The NPB championships in Japan and the KBO in South Korea are expected to begin in early May after the various postponements.

Taiwan deserves credit for having managed one of the best responses in the world for fighting the new coronavirus. The Central Epidemic Command Center has reported only 395 confirmed cases and six deaths since the virus emerged in December. Authorities reported two new cases Wednesday after registering no cases Tuesday.

According to the Journal of the American Medical Association, aggressive measures implemented by Taiwan, which included setting up COVID-19 tests in nine facilities by January 24 and rapid quarantines, were instrumental in enabling Taiwan to avoid stringent blocking measures. Many schools, restaurants and offices have been kept open and the outbreak has also been contained. Hope for a baseball season has consequently been kept afloat and now on.

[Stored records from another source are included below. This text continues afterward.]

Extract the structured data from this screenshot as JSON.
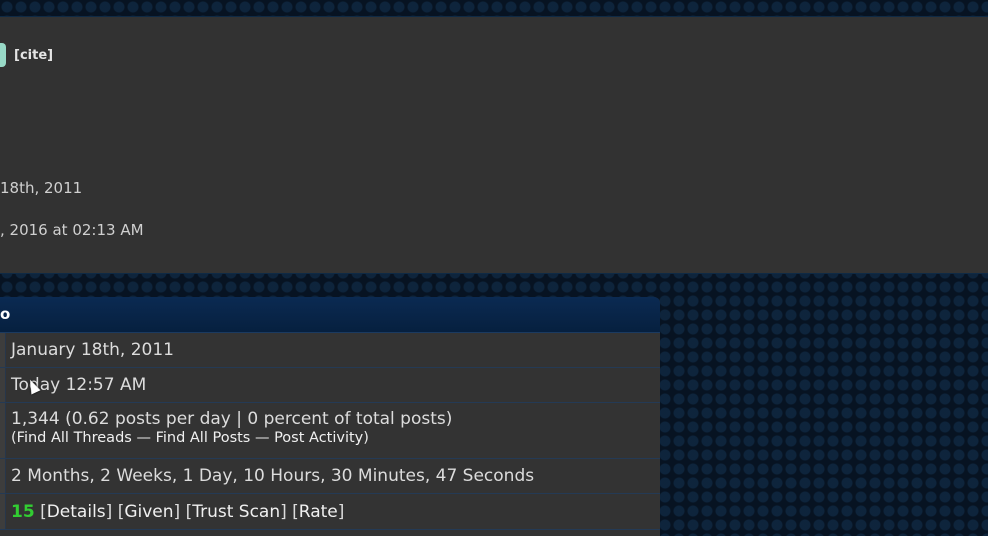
{
  "post": {
    "cite_label": "[cite]",
    "line1": "18th, 2011",
    "line2": ", 2016 at 02:13 AM"
  },
  "info": {
    "header": "o",
    "joined": "January 18th, 2011",
    "last_visit": "Today 12:57 AM",
    "posts": "1,344 (0.62 posts per day | 0 percent of total posts)",
    "links": {
      "open": "(",
      "find_threads": "Find All Threads",
      "sep1": " — ",
      "find_posts": "Find All Posts",
      "sep2": " — ",
      "post_activity": "Post Activity",
      "close": ")"
    },
    "time_online": "2 Months, 2 Weeks, 1 Day, 10 Hours, 30 Minutes, 47 Seconds",
    "reputation": {
      "value": "15",
      "details": "Details",
      "given": "Given",
      "trust_scan": "Trust Scan",
      "rate": "Rate"
    }
  }
}
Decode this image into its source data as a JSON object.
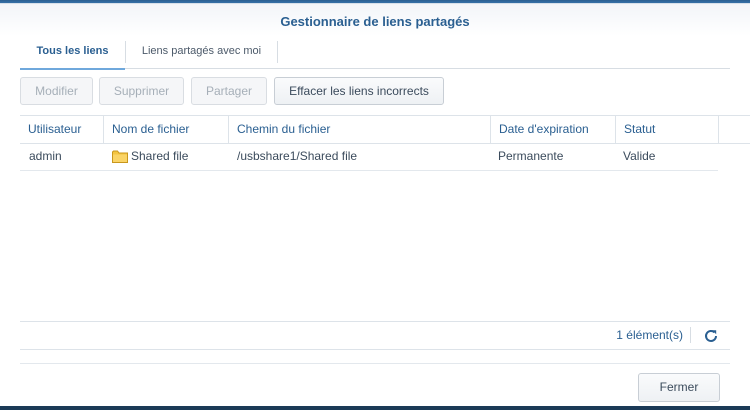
{
  "window": {
    "title": "Gestionnaire de liens partagés"
  },
  "tabs": [
    {
      "label": "Tous les liens",
      "active": true
    },
    {
      "label": "Liens partagés avec moi",
      "active": false
    }
  ],
  "toolbar": {
    "edit_label": "Modifier",
    "delete_label": "Supprimer",
    "share_label": "Partager",
    "clear_invalid_label": "Effacer les liens incorrects"
  },
  "grid": {
    "columns": [
      "Utilisateur",
      "Nom de fichier",
      "Chemin du fichier",
      "Date d'expiration",
      "Statut"
    ],
    "rows": [
      {
        "user": "admin",
        "file_name": "Shared file",
        "file_path": "/usbshare1/Shared file",
        "expiration": "Permanente",
        "status": "Valide"
      }
    ]
  },
  "statusbar": {
    "count": "1 élément(s)"
  },
  "footer": {
    "close_label": "Fermer"
  },
  "colors": {
    "accent": "#2a5f91",
    "folder": "#f4c542"
  },
  "icons": {
    "file": "folder-icon",
    "refresh": "refresh-icon"
  }
}
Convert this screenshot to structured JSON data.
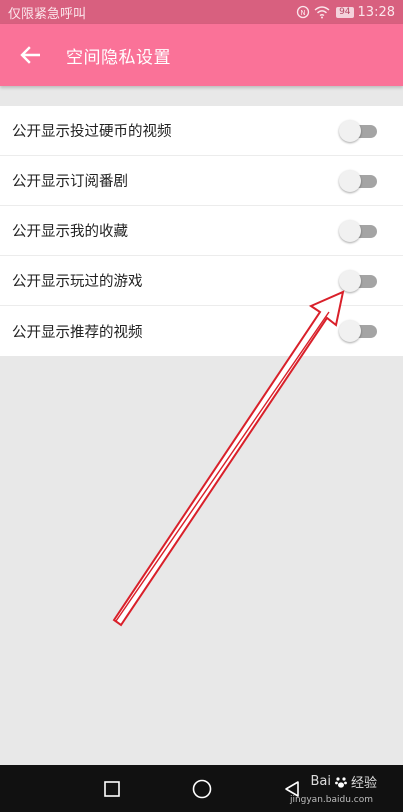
{
  "status_bar": {
    "left_text": "仅限紧急呼叫",
    "battery": "94",
    "time": "13:28"
  },
  "app_bar": {
    "title": "空间隐私设置",
    "back_icon": "arrow-left-icon"
  },
  "settings": [
    {
      "label": "公开显示投过硬币的视频",
      "enabled": false
    },
    {
      "label": "公开显示订阅番剧",
      "enabled": false
    },
    {
      "label": "公开显示我的收藏",
      "enabled": false
    },
    {
      "label": "公开显示玩过的游戏",
      "enabled": false
    },
    {
      "label": "公开显示推荐的视频",
      "enabled": false
    }
  ],
  "nav_bar": {
    "recents_icon": "square-icon",
    "home_icon": "circle-icon",
    "back_icon": "triangle-back-icon"
  },
  "watermark": {
    "brand": "Bai",
    "suffix": "经验",
    "url": "jingyan.baidu.com"
  },
  "colors": {
    "status_bar": "#d8607f",
    "app_bar": "#fa7298",
    "background": "#e8e8e8",
    "annotation_arrow": "#d9202a"
  }
}
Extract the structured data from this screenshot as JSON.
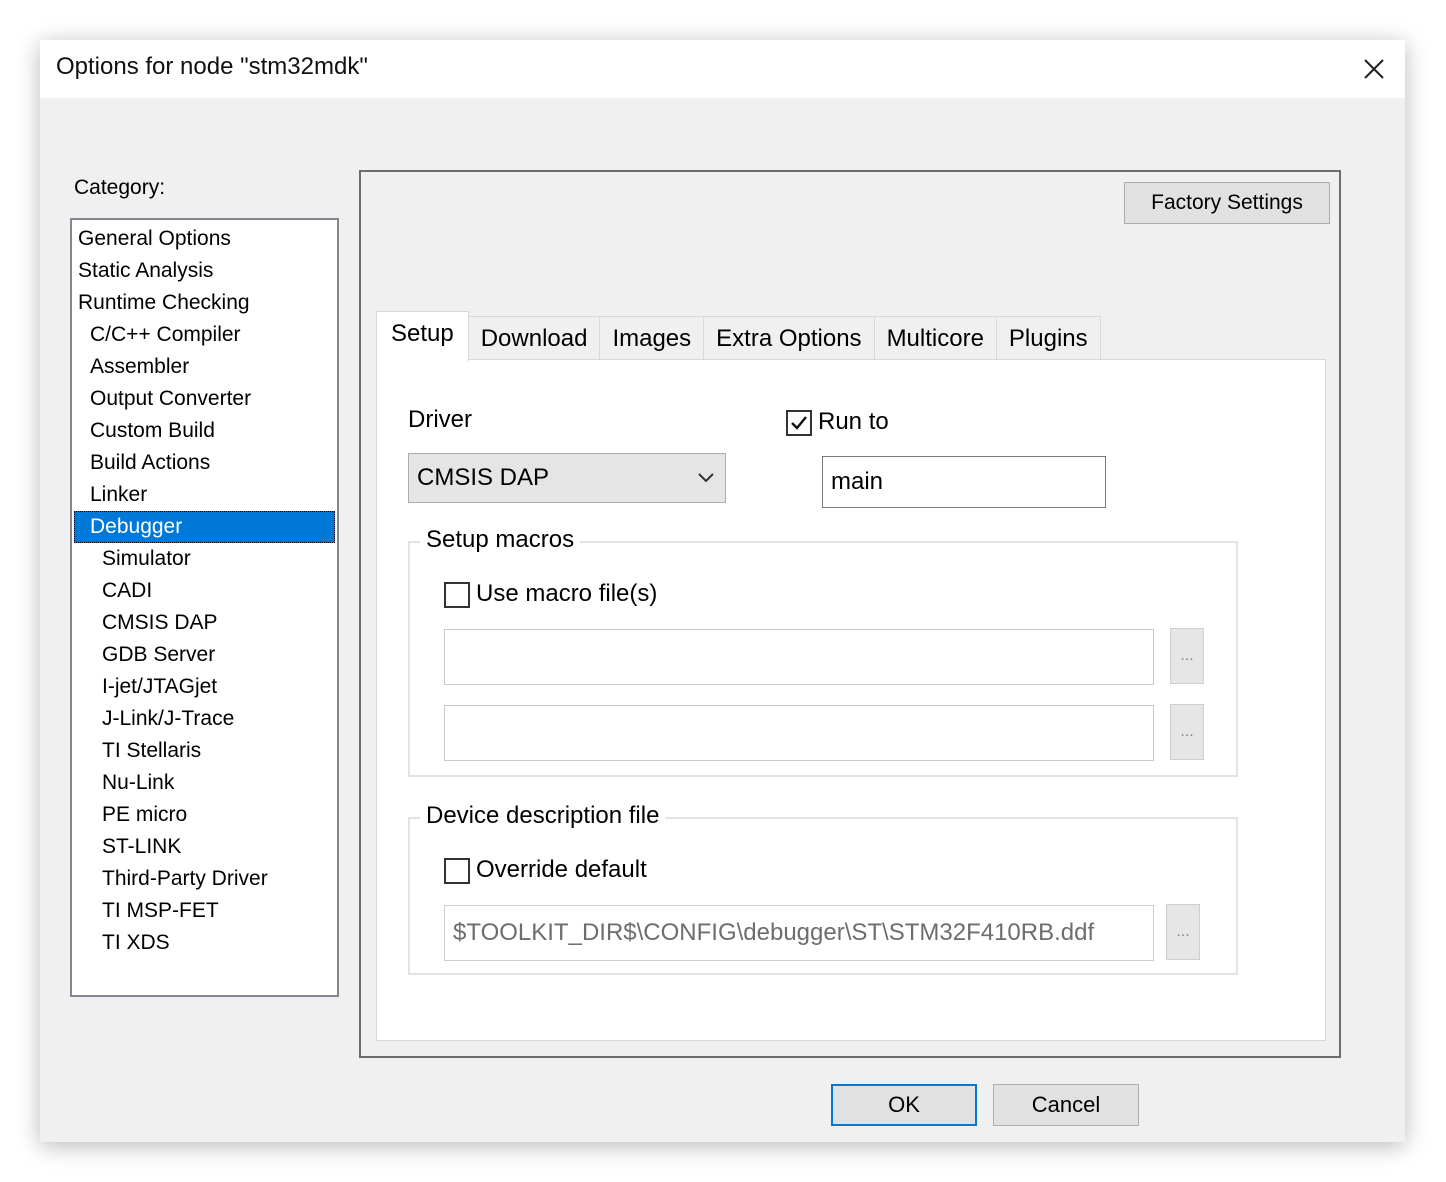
{
  "window": {
    "title": "Options for node \"stm32mdk\"",
    "close_icon": "close-icon"
  },
  "category": {
    "label": "Category:",
    "items": [
      {
        "label": "General Options",
        "level": 0
      },
      {
        "label": "Static Analysis",
        "level": 0
      },
      {
        "label": "Runtime Checking",
        "level": 0
      },
      {
        "label": "C/C++ Compiler",
        "level": 1
      },
      {
        "label": "Assembler",
        "level": 1
      },
      {
        "label": "Output Converter",
        "level": 1
      },
      {
        "label": "Custom Build",
        "level": 1
      },
      {
        "label": "Build Actions",
        "level": 1
      },
      {
        "label": "Linker",
        "level": 1
      },
      {
        "label": "Debugger",
        "level": 1,
        "selected": true
      },
      {
        "label": "Simulator",
        "level": 2
      },
      {
        "label": "CADI",
        "level": 2
      },
      {
        "label": "CMSIS DAP",
        "level": 2
      },
      {
        "label": "GDB Server",
        "level": 2
      },
      {
        "label": "I-jet/JTAGjet",
        "level": 2
      },
      {
        "label": "J-Link/J-Trace",
        "level": 2
      },
      {
        "label": "TI Stellaris",
        "level": 2
      },
      {
        "label": "Nu-Link",
        "level": 2
      },
      {
        "label": "PE micro",
        "level": 2
      },
      {
        "label": "ST-LINK",
        "level": 2
      },
      {
        "label": "Third-Party Driver",
        "level": 2
      },
      {
        "label": "TI MSP-FET",
        "level": 2
      },
      {
        "label": "TI XDS",
        "level": 2
      }
    ]
  },
  "factory_settings_label": "Factory Settings",
  "tabs": [
    {
      "label": "Setup",
      "active": true
    },
    {
      "label": "Download"
    },
    {
      "label": "Images"
    },
    {
      "label": "Extra Options"
    },
    {
      "label": "Multicore"
    },
    {
      "label": "Plugins"
    }
  ],
  "setup": {
    "driver_label": "Driver",
    "driver_value": "CMSIS DAP",
    "run_to_label": "Run to",
    "run_to_checked": true,
    "run_to_value": "main",
    "setup_macros": {
      "title": "Setup macros",
      "use_macro_label": "Use macro file(s)",
      "use_macro_checked": false,
      "macro_file_1": "",
      "macro_file_2": "",
      "browse_label": "..."
    },
    "device_description": {
      "title": "Device description file",
      "override_label": "Override default",
      "override_checked": false,
      "ddf_path": "$TOOLKIT_DIR$\\CONFIG\\debugger\\ST\\STM32F410RB.ddf",
      "browse_label": "..."
    }
  },
  "buttons": {
    "ok": "OK",
    "cancel": "Cancel"
  }
}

The beginning of the regular season of the CPBL had been scheduled for March 11th, then postponed to March 28th, then rescheduled for April 11th, the definitive date that saw the official start whistle in these days.

The championship will consist of 240 total games until mid-October or at least it is proposed to make them all despite Covid19 and its evolutions. Among the preventive measures implemented, it is worth mentioning the almost total exclusion of fans at least temporarily, but a club, that of the Rakuten Monkeys, has placed some robots and cardboard shapes on the stands to cheer on their home games with choruses and choreography.

As for the players and their safety, the teams were prevented from staying at the hotel during the away games, while for home games, every night before falling asleep, a team manager knocks on the door of his players to take the temperature.